Going Beyond AI: A Cultural Transformation

Enterprise intelligence also requires a paradigm shift in how organizations treat knowledge. Companies must recognize knowledge as a tangible asset that can be measured, optimized and leveraged, just like financial capital. This means elevating knowledge from an operational concern to a strategic asset directly contributing to enterprise value.

To do this, organizations should transition from passive repositories to an active, joined knowledge network functioning like a nervous system for the company. This transformation creates a network effect where the more sources of knowledge, data, insights, departments and people are connected to the same network, the more valuable it is for everyone.
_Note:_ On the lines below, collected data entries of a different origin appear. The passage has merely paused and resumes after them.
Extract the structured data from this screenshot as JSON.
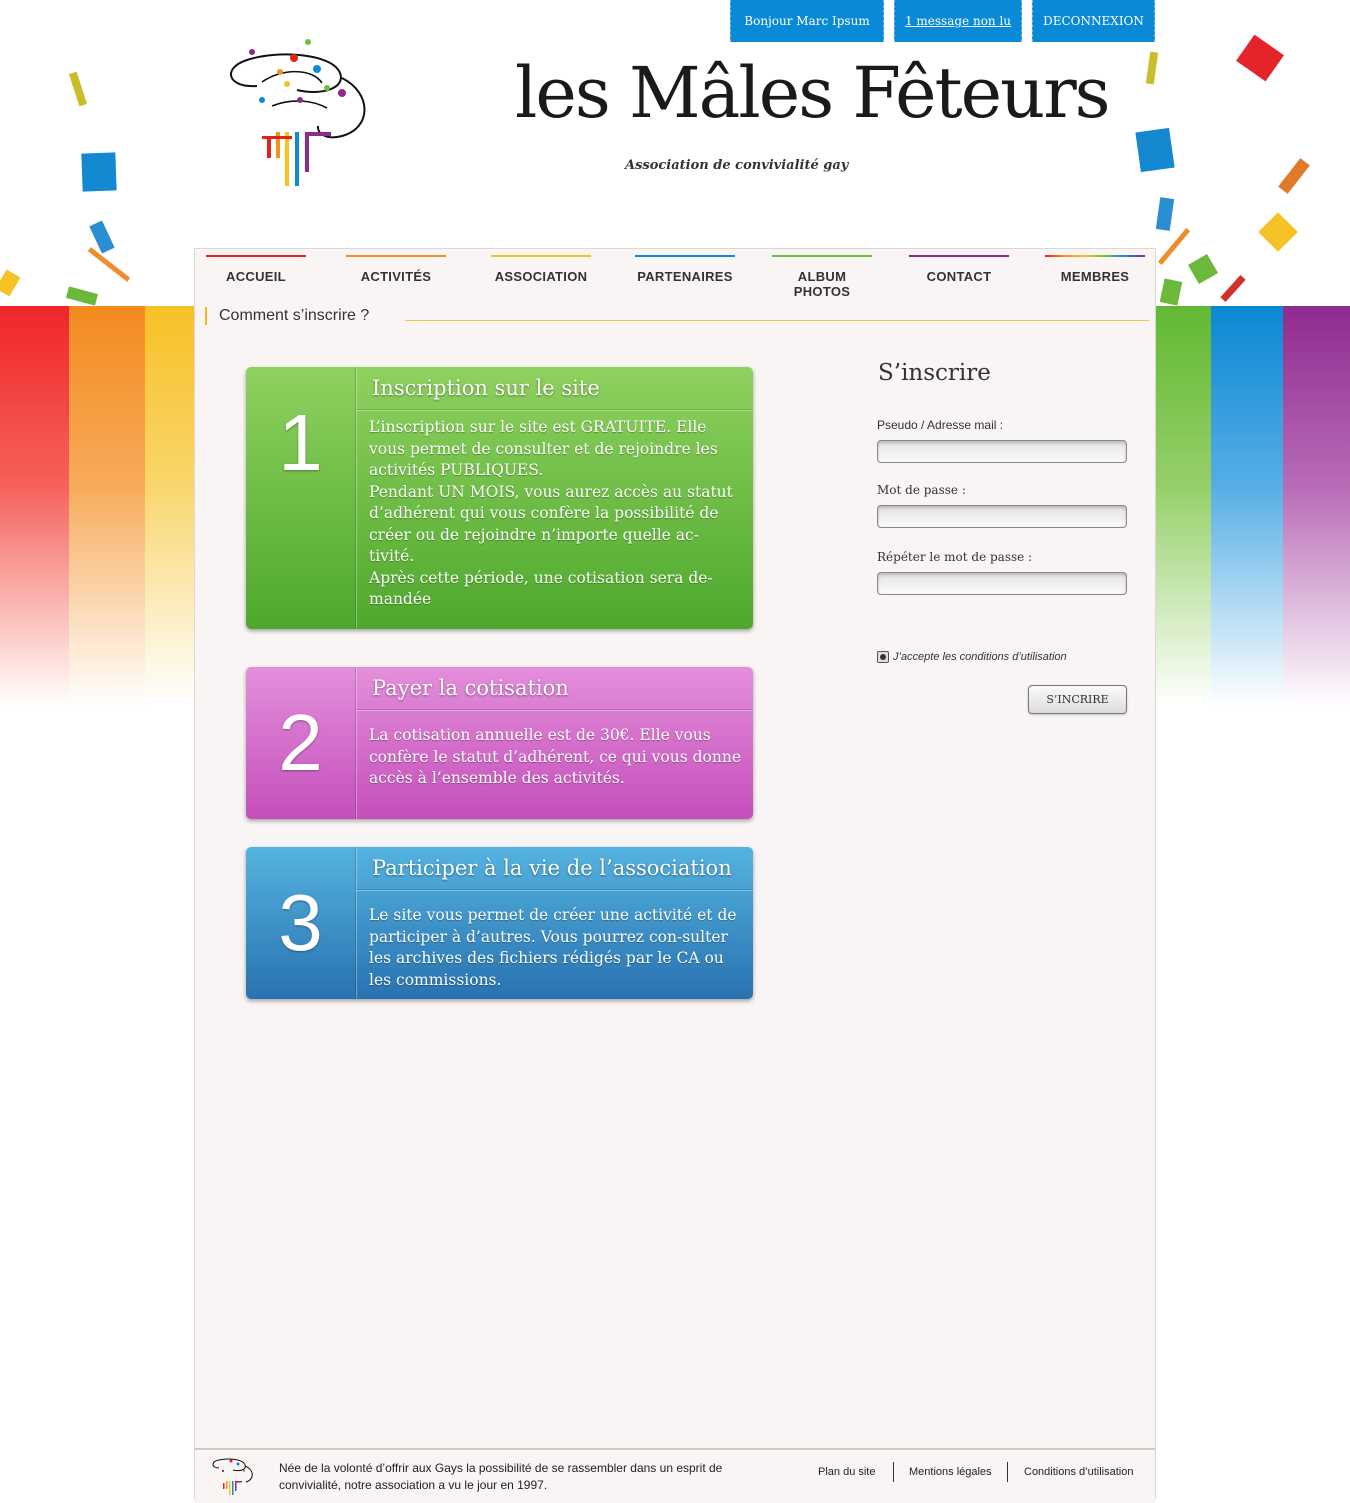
{
  "topbar": {
    "greeting": "Bonjour Marc Ipsum",
    "messages": "1 message non lu",
    "logout": "DECONNEXION"
  },
  "brand": {
    "name": "les Mâles Fêteurs",
    "tagline": "Association de convivialité gay"
  },
  "nav": {
    "items": [
      {
        "label": "ACCUEIL",
        "color": "#e2231a"
      },
      {
        "label": "ACTIVITÉS",
        "color": "#f39123"
      },
      {
        "label": "ASSOCIATION",
        "color": "#f7c21b"
      },
      {
        "label": "PARTENAIRES",
        "color": "#0e8bd5"
      },
      {
        "label": "ALBUM PHOTOS",
        "color": "#6dbf3e"
      },
      {
        "label": "CONTACT",
        "color": "#8e2a8c"
      },
      {
        "label": "MEMBRES",
        "color": "#e2231a"
      }
    ]
  },
  "page": {
    "section_title": "Comment s’inscrire ?"
  },
  "steps": [
    {
      "number": "1",
      "title": "Inscription sur le site",
      "body": "L’inscription sur le site est GRATUITE. Elle vous permet de consulter et de rejoindre les activités PUBLIQUES.\nPendant UN MOIS, vous aurez accès au statut d’adhérent qui vous confère la possibilité de créer ou de rejoindre n’importe quelle ac-tivité.\nAprès cette période, une cotisation sera de-mandée",
      "color_top": "#8fd160",
      "color_bottom": "#4ea82c"
    },
    {
      "number": "2",
      "title": "Payer la cotisation",
      "body": "La cotisation annuelle est de 30€. Elle vous confère le statut d’adhérent, ce qui vous donne accès à l’ensemble des activités.",
      "color_top": "#e48fdb",
      "color_bottom": "#c44fba"
    },
    {
      "number": "3",
      "title": "Participer à la vie de l’association",
      "body": "Le site vous permet de créer une activité et de participer à d’autres. Vous pourrez con-sulter les archives des fichiers rédigés par le CA ou les commissions.",
      "color_top": "#55b3e0",
      "color_bottom": "#2872b0"
    }
  ],
  "form": {
    "title": "S’inscrire",
    "login_label": "Pseudo / Adresse mail :",
    "login_value": "",
    "password_label": "Mot de passe :",
    "password_value": "",
    "repeat_label": "Répéter le mot de passe :",
    "repeat_value": "",
    "terms_label": "J’accepte les conditions d’utilisation",
    "submit_label": "S’INCRIRE"
  },
  "footer": {
    "text": "Née de la volonté d’offrir aux Gays la possibilité de se rassembler dans un esprit de convivialité, notre association a vu le jour en 1997.",
    "links": [
      "Plan du site",
      "Mentions légales",
      "Conditions d’utilisation"
    ]
  }
}
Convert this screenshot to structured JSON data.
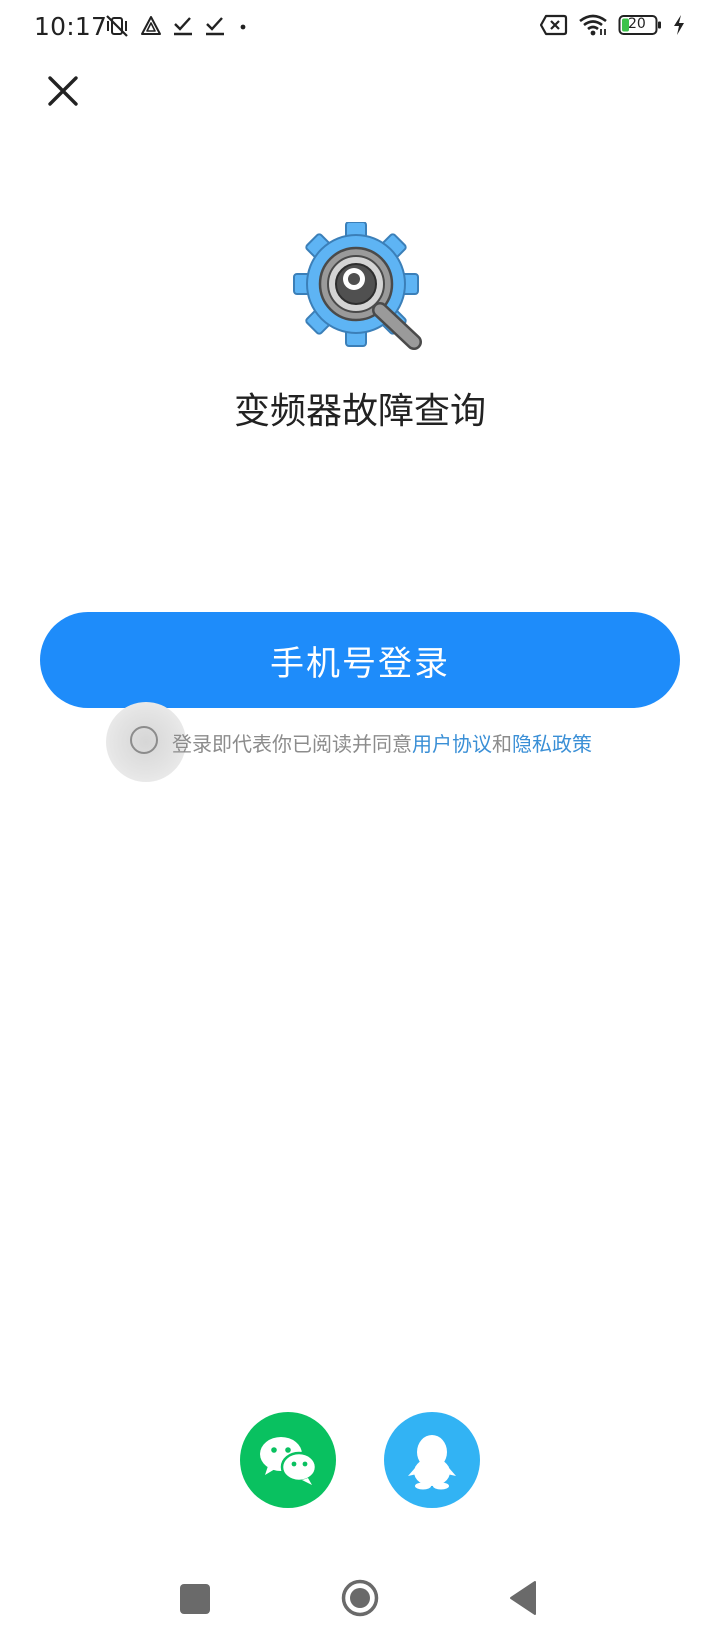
{
  "status_bar": {
    "time": "10:17",
    "battery_level": "20",
    "left_icons": [
      "mute-vibrate-icon",
      "navigation-icon",
      "check-download-icon",
      "check-download-icon",
      "dot-icon"
    ],
    "right_icons": [
      "no-sim-icon",
      "wifi-icon",
      "battery-icon",
      "charging-icon"
    ]
  },
  "app": {
    "title": "变频器故障查询",
    "logo_icon": "gear-magnifier-icon"
  },
  "login": {
    "phone_button_label": "手机号登录",
    "agreement_prefix": "登录即代表你已阅读并同意",
    "user_agreement_link": "用户协议",
    "conjunction": "和",
    "privacy_policy_link": "隐私政策",
    "agree_checked": false
  },
  "social_login": {
    "wechat_icon": "wechat-icon",
    "qq_icon": "qq-icon"
  },
  "colors": {
    "primary": "#1e8cfa",
    "link": "#3a8fd6",
    "wechat": "#09c160",
    "qq": "#32b3f4"
  }
}
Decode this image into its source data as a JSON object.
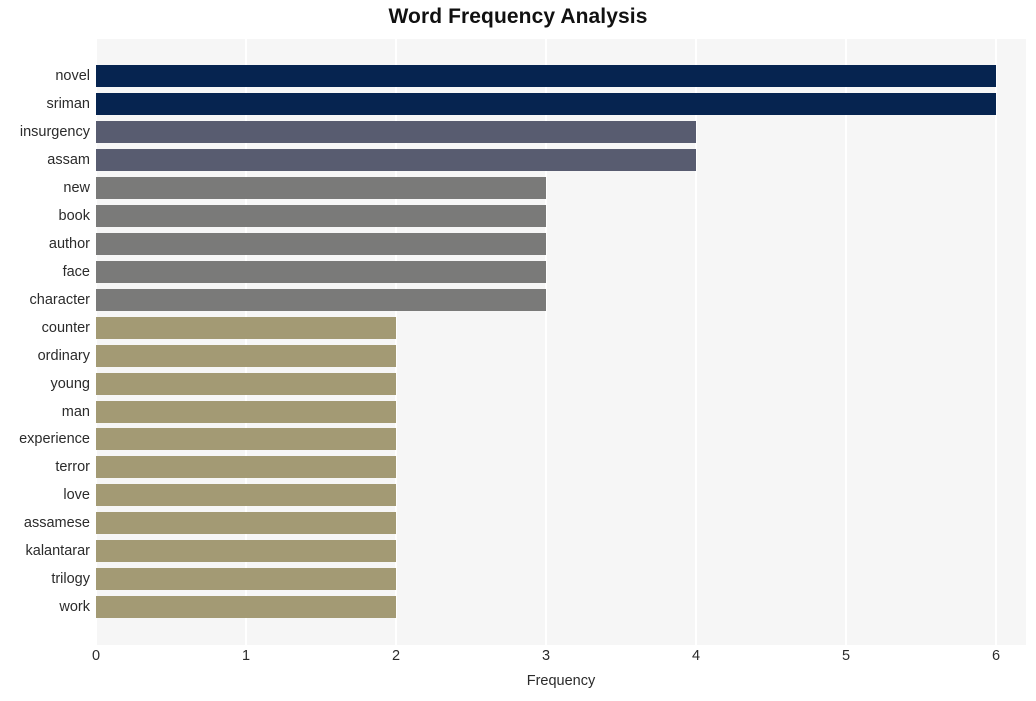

The goal is to systematically convert the tacit knowledge in employees’ heads into explicit, institutionalized knowledge. This requires embedding knowledge-sharing into everyday workflows, not as an add-on task but as part of how work naturally happens. Leaders can begin embedding knowledge sharing into everyday workflows by implementing systems that proactively deliver relevant insights to employees, encouraging teams to capture and share insights during routine project discussions, designing tools that automatically flag when new information contradicts existing knowledge and establishing procedures to institutionalize tacit knowledge from experts as part of normal business operations. As a result, knowledge can become accessible across the organization.

Leadership should champion this cultural shift by demonstrating that knowledge sharing is expected at every level of the organization. They can also recognize employees who contribute valuable knowledge to shared systems.

Moving Forward

Ultimately, organizations ready to embrace enterprise intelligence should:

1. Identify where knowledge bottlenecks cause the most friction.

2. Conduct an audit to address redundant, outdated, trivial and conflicting content.

3. Implement tools that connect fragmented knowledge sources while curating content quality.

4. Ensure leadership embraces this as a strategic initiative rather than “just another IT project.”

As AI transforms interactions between organizations, employees and customers, I believe that businesses mastering enterprise intelligence will be in the best position to lead their markets.